Suasana khusyuk menyelimuti Masjid Agung Baitul Makmur di jantung Kota Meulaboh, Kabupaten Aceh Barat, ketika ratusan santri dan teungku dayah (ustaz dari pesantren tradisional) menggelar doa dan zikir bersama. Aksi spiritual ini bukan semata ritual keagamaan, melainkan sebuah bentuk perlawanan simbolik terhadap keputusan pemerintah pusat yang menetapkan empat pulau di perairan Aceh menjadi bagian dari Provinsi Sumatera Utara.
Aksi ini digelar sebagai respons atas terbitnya Keputusan Menteri Dalam Negeri Republik Indonesia Nomor 300.2.2-2138 Tahun 2025, yang menyatakan bahwa Pulau Lipan, Pulau Panjang, Pulau Mangkir Ketek, dan Pulau Mangkir Gadang kini masuk dalam wilayah administratif Provinsi Sumatera Utara. Padahal, selama ini keempat pulau tersebut berada di wilayah perairan Aceh, tepatnya dalam administrasi Kabupaten Aceh Singkil, yang berbatasan langsung dengan Kabupaten Tapanuli Tengah, Sumatera Utara.

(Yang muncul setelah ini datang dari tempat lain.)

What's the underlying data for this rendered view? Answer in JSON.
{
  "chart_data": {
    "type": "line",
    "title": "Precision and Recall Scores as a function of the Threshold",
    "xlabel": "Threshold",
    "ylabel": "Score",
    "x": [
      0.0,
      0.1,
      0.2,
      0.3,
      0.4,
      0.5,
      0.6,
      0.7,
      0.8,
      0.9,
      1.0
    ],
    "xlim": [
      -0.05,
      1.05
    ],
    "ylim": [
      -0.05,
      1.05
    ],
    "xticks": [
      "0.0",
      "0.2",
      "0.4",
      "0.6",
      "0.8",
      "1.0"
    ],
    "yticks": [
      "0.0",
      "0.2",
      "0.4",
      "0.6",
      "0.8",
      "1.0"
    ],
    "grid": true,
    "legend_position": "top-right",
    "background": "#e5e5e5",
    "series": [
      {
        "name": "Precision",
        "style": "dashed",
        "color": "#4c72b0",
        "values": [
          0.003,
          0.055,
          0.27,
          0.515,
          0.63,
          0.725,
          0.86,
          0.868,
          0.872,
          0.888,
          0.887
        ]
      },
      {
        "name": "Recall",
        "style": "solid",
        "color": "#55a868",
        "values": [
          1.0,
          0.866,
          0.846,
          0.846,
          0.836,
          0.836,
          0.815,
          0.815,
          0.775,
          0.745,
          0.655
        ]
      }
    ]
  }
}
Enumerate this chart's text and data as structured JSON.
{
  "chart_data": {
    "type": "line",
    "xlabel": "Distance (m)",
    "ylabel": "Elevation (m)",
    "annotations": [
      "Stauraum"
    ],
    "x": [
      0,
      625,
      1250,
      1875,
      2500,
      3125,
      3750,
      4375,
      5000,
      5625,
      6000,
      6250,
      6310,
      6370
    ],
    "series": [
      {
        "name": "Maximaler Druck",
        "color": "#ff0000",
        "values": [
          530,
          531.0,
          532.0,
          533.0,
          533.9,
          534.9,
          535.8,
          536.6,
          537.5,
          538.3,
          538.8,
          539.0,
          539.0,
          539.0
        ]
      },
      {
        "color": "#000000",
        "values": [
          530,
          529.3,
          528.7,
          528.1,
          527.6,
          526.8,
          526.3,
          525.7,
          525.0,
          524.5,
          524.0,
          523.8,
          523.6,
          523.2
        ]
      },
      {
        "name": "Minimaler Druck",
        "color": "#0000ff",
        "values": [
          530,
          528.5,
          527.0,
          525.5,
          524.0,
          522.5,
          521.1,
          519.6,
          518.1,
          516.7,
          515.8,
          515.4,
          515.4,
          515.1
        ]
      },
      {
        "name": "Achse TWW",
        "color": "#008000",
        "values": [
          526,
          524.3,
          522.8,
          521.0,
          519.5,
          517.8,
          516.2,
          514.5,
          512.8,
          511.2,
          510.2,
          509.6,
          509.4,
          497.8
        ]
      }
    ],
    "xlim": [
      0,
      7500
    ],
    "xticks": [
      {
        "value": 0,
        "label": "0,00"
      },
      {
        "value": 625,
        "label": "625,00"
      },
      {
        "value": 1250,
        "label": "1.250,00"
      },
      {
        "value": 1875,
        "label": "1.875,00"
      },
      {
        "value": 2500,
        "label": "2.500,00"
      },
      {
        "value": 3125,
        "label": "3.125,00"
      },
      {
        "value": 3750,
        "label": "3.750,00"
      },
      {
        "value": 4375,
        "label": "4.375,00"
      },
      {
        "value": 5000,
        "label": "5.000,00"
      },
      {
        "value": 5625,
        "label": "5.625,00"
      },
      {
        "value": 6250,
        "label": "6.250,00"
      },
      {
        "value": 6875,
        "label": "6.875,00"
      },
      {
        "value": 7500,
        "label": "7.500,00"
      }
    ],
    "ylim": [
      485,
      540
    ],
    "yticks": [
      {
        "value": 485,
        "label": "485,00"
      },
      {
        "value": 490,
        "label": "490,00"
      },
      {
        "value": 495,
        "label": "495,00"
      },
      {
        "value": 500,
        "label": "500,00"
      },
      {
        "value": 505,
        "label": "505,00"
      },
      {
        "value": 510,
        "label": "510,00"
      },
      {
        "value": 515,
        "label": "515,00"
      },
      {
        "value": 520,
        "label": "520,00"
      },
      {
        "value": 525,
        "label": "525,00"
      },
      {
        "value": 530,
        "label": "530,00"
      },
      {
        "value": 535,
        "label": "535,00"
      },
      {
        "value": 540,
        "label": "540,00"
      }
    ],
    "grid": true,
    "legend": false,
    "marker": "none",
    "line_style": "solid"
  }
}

“Zikir dan doa bersama yang kami lakukan ini untuk Bapak Gubernur Aceh Muzakir Manaf, agar beliau selalu diberikan kemampuan dan kesehatan untuk mempertahankan kedaulatan Aceh, agar empat pulau yang sudah dinyatakan milik daerah lain tetap kembali milik Aceh,” ujar Teungku Bachtiar, anggota DPRK Aceh Barat yang juga menjadi koordinator aksi, kepada Antara.
Aksi tersebut mencerminkan kegelisahan yang mengakar di kalangan masyarakat bawah Aceh. Pulau-pulau itu bukan sekadar gugusan tanah di tengah laut, tetapi simbol historis wilayah kedaulatan Aceh yang mereka nilai tengah dirampas secara administratif.
“Kami selaku teungku dayah dan santri di Aceh Barat mendukung penuh Mualem dalam hal ini Gubernur Aceh untuk mempertahankan empat pulau milik Aceh yang kini ditetapkan dalam wilayah Sumatera Utara oleh pemerintah pusat,” kata Bachtiar lagi.
Ia menyebut dukungan moral dari kalangan dayah sebagai bentuk solidaritas masyarakat dalam membela kehormatan daerah. Penolakan terhadap keputusan pemerintah pusat tidak hanya muncul dari aspek administratif, tetapi juga menggugah memori historis konflik Aceh di masa lalu. Dalam nada yang tegas dan emosional, Teungku Bachtiar memperingatkan bahwa persoalan kedaulatan wilayah bisa memancing ketegangan baru.
“Jangankan pulau, sejengkal pun tanah Aceh tidak akan kami berikan untuk provinsi-provinsi lain,” tegasnya.
Ia mengimbau Menteri Dalam Negeri Tito Karnavian tidak membuat keputusan yang bisa memicu gejolak sosial.
“Aceh sudah damai, kami sudah nyaman dan aman hidup dalam keadaan damai seperti saat ini. Jangan memancing suasana dengan menggerogoti bumi Aceh, karena Pemerintah Republik Indonesia dan Gerakan Aceh Merdeka sudah lama berdamai,” katanya.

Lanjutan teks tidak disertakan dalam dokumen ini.